Skip these processors --processors-exclude (optional)

Exclude specific processors while running all others. Ignored if include is set. Example: raster-quality to skip the quality metrics and speed up a large run.

Worker count --max-workers (optional)

Number of parallel Dask workers (default: auto, based on CPUs and RAM). Lower this if processing causes out-of-memory errors. Use 1 to disable parallelism entirely, which is useful for debugging.

MB per task --mb-per-task (default: 512)

Memory budget per Dask task in MB. Controls how files are batched: increase (e.g. 2048) for datasets with many tiny files to reduce scheduling overhead; decrease (e.g. 128) for large 3D volumes or container files with large sub-images to keep individual tasks short and prevent memory spikes.

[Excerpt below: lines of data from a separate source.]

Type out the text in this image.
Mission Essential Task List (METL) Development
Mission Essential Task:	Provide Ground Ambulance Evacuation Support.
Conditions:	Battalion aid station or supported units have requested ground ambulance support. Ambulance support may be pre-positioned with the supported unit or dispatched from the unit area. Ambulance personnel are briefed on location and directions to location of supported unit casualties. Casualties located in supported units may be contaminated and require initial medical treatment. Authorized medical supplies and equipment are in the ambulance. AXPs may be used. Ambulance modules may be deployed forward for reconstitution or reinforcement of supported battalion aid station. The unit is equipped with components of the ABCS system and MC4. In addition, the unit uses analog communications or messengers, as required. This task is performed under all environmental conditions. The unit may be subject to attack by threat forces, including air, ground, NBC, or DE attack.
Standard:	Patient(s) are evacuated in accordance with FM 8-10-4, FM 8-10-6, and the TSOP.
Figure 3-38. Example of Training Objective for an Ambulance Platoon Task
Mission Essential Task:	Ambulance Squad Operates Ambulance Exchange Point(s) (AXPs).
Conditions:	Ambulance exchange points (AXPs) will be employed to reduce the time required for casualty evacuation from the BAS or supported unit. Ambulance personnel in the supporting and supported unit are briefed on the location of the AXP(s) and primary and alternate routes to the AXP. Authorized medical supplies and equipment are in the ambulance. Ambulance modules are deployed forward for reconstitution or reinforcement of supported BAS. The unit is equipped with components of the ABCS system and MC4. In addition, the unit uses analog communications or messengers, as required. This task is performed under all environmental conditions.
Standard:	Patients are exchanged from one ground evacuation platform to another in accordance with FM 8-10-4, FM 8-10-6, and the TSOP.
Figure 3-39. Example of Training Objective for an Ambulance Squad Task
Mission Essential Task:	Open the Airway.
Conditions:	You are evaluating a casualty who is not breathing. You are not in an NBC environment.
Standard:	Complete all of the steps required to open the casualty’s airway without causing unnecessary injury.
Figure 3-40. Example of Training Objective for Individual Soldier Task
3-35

Max images per task --max-images-per-task (default: 200)

Maximum number of files (or sub-images) grouped into a single task. Lower this if individual tasks are timing out or you want finer-grained progress reporting.

Rows per part --rows-per-part (default: 10000)

Number of result rows buffered in memory before being flushed to a temporary file on disk. Only relevant for very large datasets where memory is tight. Rarely needs changing.

Write a debug log --log-file

Writes a detailed debug log file alongside the output parquet. Useful for diagnosing slow or failed runs.

Enable debug logging

Next step

Once processing finishes, open your report with:

pixel-patrol view report.parquet

Or drag the .parquet file into the online viewer - no install needed on the recipient's side.